The Arabic Christian inhabitants of Baram that stirred to Gish have prospered and have full citizenship in Israel. They now have large expensive homes and the two young men who took us to Baram had attended university in Europe.
Chacour presents himself as forgiving the Israelis for a massacre that (according to the people living there) didn’t take place. How hard is it to forgive a name for something that never happened?
What concerns me about this book is that it is 6th on Amazon,s bestselling list out of more than 8,000 books. That means that tens of thousands of people around the world have received fake information.
The Middle East is a powder keg. Fake information could start a world war there. It is in the best interests of everyone in the world to demand that absolute truth be published about the situation there.
The fake information is all the more damaging because of the gorgeous thoughts expressed, which make us want to judge what Chacour says.

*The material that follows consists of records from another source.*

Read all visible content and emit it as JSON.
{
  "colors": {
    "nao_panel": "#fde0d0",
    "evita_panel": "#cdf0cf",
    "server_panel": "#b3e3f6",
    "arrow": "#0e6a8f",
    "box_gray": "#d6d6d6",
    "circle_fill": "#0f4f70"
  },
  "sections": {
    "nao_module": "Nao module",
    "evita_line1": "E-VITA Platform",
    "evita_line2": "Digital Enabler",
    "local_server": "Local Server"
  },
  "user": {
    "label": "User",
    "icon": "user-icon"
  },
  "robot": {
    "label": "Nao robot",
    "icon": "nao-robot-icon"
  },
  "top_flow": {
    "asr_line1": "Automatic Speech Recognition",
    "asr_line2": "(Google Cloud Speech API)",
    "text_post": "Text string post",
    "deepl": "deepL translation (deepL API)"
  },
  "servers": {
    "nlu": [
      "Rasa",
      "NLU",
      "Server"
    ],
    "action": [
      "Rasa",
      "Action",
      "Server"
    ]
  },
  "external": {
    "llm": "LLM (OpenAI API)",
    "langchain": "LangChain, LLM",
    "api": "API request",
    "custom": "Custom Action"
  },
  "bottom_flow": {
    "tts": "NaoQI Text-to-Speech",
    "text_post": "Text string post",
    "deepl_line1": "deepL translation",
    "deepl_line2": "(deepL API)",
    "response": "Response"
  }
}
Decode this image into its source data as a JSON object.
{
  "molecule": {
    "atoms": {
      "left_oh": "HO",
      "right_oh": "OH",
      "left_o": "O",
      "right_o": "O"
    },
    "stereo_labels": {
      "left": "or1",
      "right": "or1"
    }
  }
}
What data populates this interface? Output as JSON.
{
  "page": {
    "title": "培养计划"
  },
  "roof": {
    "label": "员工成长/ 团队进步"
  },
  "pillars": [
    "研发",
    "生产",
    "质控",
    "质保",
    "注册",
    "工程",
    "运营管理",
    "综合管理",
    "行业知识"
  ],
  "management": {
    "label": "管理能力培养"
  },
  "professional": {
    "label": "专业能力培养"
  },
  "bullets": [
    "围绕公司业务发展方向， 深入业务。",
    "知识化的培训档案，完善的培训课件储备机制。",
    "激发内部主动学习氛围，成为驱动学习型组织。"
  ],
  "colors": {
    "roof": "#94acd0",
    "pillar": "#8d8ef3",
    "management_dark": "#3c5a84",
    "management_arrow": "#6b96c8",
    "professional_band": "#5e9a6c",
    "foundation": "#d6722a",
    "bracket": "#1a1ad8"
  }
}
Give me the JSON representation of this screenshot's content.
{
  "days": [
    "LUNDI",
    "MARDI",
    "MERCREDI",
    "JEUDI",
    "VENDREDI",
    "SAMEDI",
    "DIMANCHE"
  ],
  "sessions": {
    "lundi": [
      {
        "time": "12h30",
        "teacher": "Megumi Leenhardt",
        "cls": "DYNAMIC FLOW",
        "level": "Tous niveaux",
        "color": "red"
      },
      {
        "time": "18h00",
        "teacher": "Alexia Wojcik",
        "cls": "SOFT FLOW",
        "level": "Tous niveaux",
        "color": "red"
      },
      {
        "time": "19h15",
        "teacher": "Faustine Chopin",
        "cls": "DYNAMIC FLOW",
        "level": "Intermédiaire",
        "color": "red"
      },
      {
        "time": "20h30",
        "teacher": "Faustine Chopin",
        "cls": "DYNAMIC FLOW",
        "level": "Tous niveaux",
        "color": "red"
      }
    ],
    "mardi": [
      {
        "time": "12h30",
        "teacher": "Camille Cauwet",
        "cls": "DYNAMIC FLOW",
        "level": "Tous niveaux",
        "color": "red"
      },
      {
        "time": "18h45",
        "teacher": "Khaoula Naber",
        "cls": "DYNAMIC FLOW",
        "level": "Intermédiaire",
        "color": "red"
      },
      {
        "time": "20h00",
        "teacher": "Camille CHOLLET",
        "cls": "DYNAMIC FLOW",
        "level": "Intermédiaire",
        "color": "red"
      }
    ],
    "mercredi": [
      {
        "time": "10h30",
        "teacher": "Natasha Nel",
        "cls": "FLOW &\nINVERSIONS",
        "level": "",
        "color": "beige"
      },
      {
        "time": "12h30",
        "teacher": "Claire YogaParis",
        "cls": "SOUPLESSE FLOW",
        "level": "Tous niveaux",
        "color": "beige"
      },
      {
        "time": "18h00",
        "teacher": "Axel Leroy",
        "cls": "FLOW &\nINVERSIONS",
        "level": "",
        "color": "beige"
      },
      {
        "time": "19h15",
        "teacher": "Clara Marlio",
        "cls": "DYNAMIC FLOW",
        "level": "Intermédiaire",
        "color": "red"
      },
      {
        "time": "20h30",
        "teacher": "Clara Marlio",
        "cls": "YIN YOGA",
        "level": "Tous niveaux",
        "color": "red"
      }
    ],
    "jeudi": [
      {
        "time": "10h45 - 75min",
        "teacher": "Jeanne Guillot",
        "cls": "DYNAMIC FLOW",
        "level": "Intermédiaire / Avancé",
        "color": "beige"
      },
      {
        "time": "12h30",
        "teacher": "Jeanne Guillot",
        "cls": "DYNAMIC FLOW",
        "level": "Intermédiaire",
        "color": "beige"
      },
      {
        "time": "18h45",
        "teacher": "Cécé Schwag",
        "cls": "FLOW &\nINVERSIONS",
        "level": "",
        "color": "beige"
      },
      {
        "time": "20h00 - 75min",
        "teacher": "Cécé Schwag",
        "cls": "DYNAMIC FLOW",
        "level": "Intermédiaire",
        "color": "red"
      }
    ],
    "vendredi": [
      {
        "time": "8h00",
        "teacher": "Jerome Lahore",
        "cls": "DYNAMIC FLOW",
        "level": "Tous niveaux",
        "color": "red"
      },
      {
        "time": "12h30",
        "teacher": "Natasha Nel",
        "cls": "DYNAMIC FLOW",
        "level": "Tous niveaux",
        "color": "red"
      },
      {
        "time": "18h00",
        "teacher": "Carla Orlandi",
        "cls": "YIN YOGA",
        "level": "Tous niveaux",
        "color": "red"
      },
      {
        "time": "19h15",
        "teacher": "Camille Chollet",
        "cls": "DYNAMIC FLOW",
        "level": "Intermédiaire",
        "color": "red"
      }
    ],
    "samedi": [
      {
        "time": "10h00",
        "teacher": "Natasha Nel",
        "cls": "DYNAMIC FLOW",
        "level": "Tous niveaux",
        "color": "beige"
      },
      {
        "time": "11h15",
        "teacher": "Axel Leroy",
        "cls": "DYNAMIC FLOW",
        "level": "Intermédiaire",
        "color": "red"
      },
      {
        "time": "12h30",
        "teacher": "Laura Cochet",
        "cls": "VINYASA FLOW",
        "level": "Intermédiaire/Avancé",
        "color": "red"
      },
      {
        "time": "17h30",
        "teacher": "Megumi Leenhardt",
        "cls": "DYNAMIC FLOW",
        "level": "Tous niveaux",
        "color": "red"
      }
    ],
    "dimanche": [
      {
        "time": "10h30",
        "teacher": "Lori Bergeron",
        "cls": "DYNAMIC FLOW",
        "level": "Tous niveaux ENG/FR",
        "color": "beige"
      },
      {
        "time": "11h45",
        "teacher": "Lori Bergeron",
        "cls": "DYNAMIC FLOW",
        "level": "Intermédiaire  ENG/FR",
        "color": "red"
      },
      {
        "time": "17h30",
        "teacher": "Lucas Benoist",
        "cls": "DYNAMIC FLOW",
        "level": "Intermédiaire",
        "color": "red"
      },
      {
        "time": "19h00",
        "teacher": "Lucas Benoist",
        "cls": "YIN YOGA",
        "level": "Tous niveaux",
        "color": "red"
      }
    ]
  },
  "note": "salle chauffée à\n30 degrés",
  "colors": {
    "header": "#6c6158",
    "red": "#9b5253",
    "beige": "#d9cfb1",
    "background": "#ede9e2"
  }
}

Two publishers stopped publication of this book and a 3rd publisher listed it as fiction after finding out that it is not right.
Reader’s Rating: 1 / 5
Elias Chacour has permanently been Anti-Israel Anti-Semetic, a better book which will show much more detail and wide evidence can be establish in Joan Peter’s book “From Time Immomorial”, read it and compare the two and see for yourself.
Reader’s Rating: 1 / 5
This book is a fantastic, if you are not expecting to read about the actual conflicts that have riddled the middle east. But rather how one man deals with day to day problems that one faces if he is inspiring to become a priest, and happens to be from Palestine. HIS thoughts, HIS feelings, unfortunatly none of the right past turning points are discussed in any depth. It makes for some fantastic reading, and some nice biblical phrases are thrown in here and there.